Because of our work style, many of us ignore food and nourishment while we attend, frantically, to business. But this always catches up with us. The minute we return home from the office, the brain finally has permission to attend to our needs. But instead of calmly informing us that we neglected to rhythmically feed the body and nourish the soul during our workday, it jumps all over us like a neglected dog and barks out “I’m hungry!” The ravenous sensations we experience can be overwhelming, causing us to overeat. We then feel guilty and try to make up for our lack of willpower and control by following a tougher exercise regime.

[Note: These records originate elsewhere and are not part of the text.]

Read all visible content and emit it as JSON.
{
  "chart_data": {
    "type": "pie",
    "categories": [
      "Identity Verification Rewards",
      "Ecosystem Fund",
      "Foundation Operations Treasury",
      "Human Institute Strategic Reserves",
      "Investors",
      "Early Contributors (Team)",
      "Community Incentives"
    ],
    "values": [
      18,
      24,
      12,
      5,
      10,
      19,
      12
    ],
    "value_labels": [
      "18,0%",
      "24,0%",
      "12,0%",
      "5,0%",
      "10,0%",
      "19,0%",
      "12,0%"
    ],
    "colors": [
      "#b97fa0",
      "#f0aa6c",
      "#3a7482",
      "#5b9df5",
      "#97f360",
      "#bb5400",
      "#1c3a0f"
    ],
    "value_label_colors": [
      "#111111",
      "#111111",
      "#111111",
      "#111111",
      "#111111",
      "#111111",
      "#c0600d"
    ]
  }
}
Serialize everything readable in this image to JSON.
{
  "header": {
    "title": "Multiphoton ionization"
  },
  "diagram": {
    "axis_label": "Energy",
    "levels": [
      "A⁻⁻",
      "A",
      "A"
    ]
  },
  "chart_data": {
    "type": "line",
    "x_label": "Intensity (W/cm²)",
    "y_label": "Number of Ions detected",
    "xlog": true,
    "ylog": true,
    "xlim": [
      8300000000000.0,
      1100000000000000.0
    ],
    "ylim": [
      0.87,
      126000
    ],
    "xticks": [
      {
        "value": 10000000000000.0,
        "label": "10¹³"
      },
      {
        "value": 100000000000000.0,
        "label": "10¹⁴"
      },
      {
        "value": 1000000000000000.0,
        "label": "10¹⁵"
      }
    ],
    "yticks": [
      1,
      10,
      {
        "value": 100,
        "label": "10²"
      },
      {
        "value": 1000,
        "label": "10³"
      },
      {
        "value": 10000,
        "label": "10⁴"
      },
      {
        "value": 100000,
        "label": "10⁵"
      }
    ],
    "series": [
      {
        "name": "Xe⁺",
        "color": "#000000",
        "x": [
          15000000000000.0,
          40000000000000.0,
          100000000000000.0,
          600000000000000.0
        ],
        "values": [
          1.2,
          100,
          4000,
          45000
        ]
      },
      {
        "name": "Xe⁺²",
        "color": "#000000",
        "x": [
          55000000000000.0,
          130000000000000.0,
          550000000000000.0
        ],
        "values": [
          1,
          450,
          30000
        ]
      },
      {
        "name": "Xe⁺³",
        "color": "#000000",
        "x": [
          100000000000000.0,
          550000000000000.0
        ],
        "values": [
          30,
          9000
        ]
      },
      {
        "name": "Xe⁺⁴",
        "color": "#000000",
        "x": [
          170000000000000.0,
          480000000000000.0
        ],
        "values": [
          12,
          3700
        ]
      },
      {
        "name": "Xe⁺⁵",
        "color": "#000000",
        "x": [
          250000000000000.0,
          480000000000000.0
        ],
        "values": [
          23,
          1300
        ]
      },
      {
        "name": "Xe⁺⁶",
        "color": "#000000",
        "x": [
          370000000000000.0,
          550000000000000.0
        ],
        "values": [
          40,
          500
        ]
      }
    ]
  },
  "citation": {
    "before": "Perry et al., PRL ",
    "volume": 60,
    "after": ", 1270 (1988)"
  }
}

Can you see how oftentimes our solutions to nutritional problems really have nothing to do with the actual problem? Is it clear how we can punish ourselves for all the wrong reasons when it comes to eating and exercise?
By planning a late-afternoon snack, then, you’re making a preemptive strike against ravenous, out-of-control, after-work eating. You’ll be making a conscious choice to attend to your universal right to nourish yourself, thereby short-circuiting the habit of denying yourself food and then devouring it. You’ll also be making a powerful statement that your job doesn’t supersede your health.
And then maybe you’ll get some good sleep, detoxify and re-build your body while you’re dreaming, and wake up feeling truly refreshed and ready to face the world!